Evoquer le temps de sieste, c’est tout simplement poser la question de la validité de nos rythmes sociétaux ne prenant pas assez en compte le respect du “découpage” temporel propre à chacun. Ballottée entre temps productif et temps biologique, la sieste est un besoin naturel et fondamental en mal d’acceptation et de reconnaissance.

Au travers de ses installations, les « Contrebandiers du temps » invitent des audio-spectateurs à partager et à nourrir le débat sur le temps quotidien.
Donc : courage siestons ! En hommage aux siesteurs et siesteuses espagnols qui ne sont plus que 20 % à pratiquer contre 50 % dans les années 80.

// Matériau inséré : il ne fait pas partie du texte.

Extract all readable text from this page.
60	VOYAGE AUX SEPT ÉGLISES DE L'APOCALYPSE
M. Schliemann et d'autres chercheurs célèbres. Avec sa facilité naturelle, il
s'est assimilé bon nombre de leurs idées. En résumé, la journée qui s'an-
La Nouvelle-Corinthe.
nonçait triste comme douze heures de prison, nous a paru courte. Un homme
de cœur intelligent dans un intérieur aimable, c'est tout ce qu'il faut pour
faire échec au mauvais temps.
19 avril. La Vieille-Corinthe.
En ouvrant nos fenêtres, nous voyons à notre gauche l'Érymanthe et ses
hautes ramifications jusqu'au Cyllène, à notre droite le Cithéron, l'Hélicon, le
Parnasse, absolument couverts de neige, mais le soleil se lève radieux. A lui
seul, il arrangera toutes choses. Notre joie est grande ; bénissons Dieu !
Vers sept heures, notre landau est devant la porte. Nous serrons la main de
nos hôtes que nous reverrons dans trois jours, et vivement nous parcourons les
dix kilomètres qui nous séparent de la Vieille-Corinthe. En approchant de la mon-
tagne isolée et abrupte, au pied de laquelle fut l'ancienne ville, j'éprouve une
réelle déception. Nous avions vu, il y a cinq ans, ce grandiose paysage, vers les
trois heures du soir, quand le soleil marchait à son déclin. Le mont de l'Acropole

SCENOGRAPHIE DU PROJET Nappening one.

« Napenning » vient de la contraction de nap (sieste) en anglais et de happening. En effet, le sujet essentiel des travaux artistiques (plastiques et sonores) des Contrebandiers du temps repose sur l’intérêt que nous portons à ce petit moment réparateur, tout en symboles.

La sieste « décomplexée »…

Nous voulons étendre notre action artistique à la pratique de la sieste à ciel ouvert et pouvoir toucher un public plus large au sein de l’espace Mendès-France de Poitiers.

Napenning one est une performance non plus organisée autour d’écoutes par casques, mais diffusée en multi-canal sur les installations sonores du planétarium. En effet, si nous restons persuadés que la sieste relève de l’intimité, ce moment privilégié peut néanmoins se révéler festif et être partagé par le plus grand nombre, toujours de façon à nourrir le débat sur le découpage du temps quotidien.

L’idée est d’amener les gens, à travers un parcours, un cheminement en quatre séquences créé dans l’enceinte du planétarium, vers une réflexion sur leur propre rythme biologique. Il s’agit de leur permettre d’évoluer individuellement, de façon singulière et autonome dans le domaine de la sieste revendicatrice, la sieste décomplexée…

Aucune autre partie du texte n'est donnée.